In a move widely believed to aid the beefing up of revenues of the pandemic hit oil producing state, Saudi Arabia’s decision to raise the value-added tax (VAT) rate to 15 per cent came into effect on Wednesday on all goods and services subject to it in markets across the Kingdom. A royal decree in this regard was issued on May 11.
The Saudi General Authority of Zakat and Income called on all taxpayers who are registered in the VAT to verify the readiness of their facilities, and learn about all transitional provisions related to raising the tax rate, by reviewing the guidelines, Gulf News quoted the state-media report as saying.
The authority also urged citizens and residents to ascertain the items of the tax invoice, including store name, date of purchase, tax number, and VAT, calling for cooperation with and reporting any violation business if these elements are not available, through its website and app.
The tax will be applied to all services and goods that are economic in nature, except for activities that have been exempted — mainly international transportation services, spare parts and consumables, maintenance and repair services for transportation, health care services, medicines and medical equipment issued by the Ministry of Health and the Food and Drug General Authority, reports Arab News.
The value-added tax applies to electricity and water bills issued after July 1, as well as imported goods based on the date of importation, so if the importation took place before the end of June 30, 2020, the basic rate of 5 percent applies, but if importation takes place after this date, the modified base rate of 15 percent applies.
The increase in VAT received mixed response from various quarters. A number of economists have raised concerns about the possible negative impact on businesses, consumers’ purchasing power, consumption and inflation.

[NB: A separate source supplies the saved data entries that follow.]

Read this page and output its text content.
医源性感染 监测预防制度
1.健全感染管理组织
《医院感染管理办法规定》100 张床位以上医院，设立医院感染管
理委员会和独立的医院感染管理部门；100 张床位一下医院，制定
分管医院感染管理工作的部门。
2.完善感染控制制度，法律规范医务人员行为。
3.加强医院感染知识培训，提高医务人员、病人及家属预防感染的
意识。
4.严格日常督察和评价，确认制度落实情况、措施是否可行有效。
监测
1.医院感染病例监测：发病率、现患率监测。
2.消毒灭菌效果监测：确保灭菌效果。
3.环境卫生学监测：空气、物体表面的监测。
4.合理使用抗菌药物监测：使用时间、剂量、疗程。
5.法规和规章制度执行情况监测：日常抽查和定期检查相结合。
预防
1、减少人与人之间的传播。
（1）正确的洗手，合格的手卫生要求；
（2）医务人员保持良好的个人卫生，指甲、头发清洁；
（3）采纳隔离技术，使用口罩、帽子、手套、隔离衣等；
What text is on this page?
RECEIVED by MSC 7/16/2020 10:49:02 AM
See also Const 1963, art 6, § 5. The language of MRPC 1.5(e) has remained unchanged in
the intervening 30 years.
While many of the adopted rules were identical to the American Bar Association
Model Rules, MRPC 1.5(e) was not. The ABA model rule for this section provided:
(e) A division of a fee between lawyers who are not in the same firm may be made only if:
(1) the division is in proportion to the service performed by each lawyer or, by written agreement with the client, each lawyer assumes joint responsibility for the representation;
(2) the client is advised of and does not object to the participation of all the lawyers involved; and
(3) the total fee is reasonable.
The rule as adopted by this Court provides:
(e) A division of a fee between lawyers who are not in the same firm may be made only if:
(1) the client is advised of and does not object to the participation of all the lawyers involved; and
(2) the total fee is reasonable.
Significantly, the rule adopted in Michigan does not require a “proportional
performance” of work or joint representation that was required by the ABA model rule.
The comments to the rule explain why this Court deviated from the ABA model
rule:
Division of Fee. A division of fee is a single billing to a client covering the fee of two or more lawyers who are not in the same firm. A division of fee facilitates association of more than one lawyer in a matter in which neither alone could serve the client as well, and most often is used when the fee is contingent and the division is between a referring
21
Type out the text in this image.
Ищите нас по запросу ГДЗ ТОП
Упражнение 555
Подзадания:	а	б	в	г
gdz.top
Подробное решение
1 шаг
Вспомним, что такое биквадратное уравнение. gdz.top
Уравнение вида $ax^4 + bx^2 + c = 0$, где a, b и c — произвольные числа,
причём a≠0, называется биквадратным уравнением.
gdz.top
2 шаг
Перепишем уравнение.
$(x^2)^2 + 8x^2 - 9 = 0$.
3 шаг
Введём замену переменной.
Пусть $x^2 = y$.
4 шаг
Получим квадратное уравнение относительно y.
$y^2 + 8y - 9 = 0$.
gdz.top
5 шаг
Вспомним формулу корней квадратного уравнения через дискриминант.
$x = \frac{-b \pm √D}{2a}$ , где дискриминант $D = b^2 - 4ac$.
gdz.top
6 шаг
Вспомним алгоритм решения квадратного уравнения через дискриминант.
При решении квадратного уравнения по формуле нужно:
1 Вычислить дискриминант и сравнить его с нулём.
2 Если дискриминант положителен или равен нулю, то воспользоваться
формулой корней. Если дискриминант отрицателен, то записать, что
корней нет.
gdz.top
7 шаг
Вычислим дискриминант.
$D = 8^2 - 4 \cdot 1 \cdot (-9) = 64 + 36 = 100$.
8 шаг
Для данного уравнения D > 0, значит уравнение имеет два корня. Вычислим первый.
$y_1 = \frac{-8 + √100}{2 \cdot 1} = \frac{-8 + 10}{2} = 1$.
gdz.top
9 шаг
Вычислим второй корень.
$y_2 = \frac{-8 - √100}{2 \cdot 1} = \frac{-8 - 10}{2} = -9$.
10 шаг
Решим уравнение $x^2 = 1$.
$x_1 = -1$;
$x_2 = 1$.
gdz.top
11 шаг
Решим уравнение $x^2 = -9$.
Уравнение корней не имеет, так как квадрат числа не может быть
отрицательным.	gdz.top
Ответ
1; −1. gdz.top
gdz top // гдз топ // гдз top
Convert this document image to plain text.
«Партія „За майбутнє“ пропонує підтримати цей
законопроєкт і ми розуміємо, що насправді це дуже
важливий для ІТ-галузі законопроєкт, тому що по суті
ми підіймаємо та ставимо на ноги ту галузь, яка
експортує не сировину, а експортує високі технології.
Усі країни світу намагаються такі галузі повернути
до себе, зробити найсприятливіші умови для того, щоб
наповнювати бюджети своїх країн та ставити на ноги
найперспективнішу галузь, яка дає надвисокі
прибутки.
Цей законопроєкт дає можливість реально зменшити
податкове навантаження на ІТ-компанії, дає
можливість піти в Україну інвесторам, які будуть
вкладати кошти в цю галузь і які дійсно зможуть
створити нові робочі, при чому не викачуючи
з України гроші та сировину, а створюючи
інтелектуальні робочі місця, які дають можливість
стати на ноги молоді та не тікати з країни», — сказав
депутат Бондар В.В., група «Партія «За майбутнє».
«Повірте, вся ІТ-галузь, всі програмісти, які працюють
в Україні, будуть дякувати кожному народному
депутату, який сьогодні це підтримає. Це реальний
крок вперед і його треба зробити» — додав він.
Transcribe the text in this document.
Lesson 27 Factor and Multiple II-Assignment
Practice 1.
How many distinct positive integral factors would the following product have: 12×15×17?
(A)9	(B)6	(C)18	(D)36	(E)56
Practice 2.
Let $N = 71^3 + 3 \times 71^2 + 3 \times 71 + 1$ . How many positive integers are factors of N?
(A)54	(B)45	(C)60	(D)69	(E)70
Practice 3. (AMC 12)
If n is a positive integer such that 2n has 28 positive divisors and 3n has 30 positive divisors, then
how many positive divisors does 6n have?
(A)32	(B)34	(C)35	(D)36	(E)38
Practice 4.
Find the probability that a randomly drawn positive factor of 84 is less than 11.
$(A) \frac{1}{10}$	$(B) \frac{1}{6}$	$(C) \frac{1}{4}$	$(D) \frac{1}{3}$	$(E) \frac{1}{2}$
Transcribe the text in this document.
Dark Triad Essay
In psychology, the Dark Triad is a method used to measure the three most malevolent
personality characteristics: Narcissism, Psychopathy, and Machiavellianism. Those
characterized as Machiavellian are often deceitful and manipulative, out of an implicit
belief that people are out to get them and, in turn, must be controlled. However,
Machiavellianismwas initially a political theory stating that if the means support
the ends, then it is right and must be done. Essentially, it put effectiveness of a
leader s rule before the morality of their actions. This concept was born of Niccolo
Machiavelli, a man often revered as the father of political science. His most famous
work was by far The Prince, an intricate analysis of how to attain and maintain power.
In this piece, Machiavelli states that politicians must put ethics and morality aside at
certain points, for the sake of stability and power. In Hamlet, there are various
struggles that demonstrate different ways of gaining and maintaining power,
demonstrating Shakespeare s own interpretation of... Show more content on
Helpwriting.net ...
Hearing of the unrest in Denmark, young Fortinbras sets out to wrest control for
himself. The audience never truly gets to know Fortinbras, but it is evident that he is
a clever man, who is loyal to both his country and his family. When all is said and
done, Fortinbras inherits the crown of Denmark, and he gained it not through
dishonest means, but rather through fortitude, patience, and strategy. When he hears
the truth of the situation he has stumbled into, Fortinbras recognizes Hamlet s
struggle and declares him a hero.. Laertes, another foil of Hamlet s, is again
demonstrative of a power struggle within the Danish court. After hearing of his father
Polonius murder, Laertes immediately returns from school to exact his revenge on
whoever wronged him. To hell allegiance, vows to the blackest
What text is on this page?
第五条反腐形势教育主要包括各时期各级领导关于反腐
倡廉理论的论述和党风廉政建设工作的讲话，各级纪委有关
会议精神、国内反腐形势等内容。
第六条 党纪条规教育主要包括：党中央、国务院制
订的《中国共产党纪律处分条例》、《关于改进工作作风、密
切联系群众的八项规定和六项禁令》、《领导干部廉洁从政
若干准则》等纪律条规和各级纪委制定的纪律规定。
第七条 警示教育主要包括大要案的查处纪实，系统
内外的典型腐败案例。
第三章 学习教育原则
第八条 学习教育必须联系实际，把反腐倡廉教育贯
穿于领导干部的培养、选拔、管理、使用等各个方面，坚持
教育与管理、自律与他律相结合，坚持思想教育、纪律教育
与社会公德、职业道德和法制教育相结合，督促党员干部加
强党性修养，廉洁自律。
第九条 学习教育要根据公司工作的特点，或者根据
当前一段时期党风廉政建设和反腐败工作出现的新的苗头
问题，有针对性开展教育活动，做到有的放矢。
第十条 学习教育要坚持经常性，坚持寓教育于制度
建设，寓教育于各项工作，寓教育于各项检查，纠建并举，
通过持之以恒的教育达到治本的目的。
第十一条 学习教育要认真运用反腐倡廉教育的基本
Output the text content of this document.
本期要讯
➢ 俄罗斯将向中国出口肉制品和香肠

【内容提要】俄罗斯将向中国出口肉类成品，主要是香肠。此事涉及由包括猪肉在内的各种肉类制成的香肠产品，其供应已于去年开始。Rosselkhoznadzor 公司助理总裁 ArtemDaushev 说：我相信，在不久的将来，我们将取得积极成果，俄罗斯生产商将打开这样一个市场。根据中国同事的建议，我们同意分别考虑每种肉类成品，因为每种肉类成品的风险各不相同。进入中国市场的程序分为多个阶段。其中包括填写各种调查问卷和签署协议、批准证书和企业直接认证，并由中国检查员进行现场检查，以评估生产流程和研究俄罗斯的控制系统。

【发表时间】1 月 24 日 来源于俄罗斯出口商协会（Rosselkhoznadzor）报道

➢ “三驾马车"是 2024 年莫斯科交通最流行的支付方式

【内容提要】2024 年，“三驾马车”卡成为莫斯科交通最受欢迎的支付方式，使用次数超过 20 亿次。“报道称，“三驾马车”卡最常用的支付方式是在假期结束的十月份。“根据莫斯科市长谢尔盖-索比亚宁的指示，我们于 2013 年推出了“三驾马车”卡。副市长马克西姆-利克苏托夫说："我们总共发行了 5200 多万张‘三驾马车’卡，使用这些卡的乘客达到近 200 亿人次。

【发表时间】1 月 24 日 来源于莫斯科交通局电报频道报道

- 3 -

“I believe the government has chosen to apply the least painful austerity measure to mitigate these concerns, especially when considering that a wide range of goods and services are VAT-exempt, such as private education, health-related products and services, and up SR850,000 ($226,718) of the price of the first house bought by a national.” economist and financial analyst Talat Zaki Hafiz observed in a column.
He also cites arguments in support of the move, “It is worth noting that despite the Saudi government tripling VAT, it is still lower than in most developed economies such as Denmark, Sweden and Norway, whose VAT reaches 25 percent.
The government is pursuing the austerity measure with the least direct negative impact compared to other solutions such as dismissing government employees, reducing salaries, and freezing bonuses and promotions,” he added.
The adjusted tax applies to all supplies of taxable goods or services imported into the Kingdom.
In early May, Saudi Arabia announced it would triple its VAT from 5 per cent to 15 per cent as part of measures to shore up its economy hit by the impact of the COVID-19 pandemic and low oil prices.
The government also said it will suspend the cost of living allowance as part of the austerity steps.
Saudi Arabia is one of the most affected Middle Eastern countries with 190,823 COVID-19 and 1,649 deaths.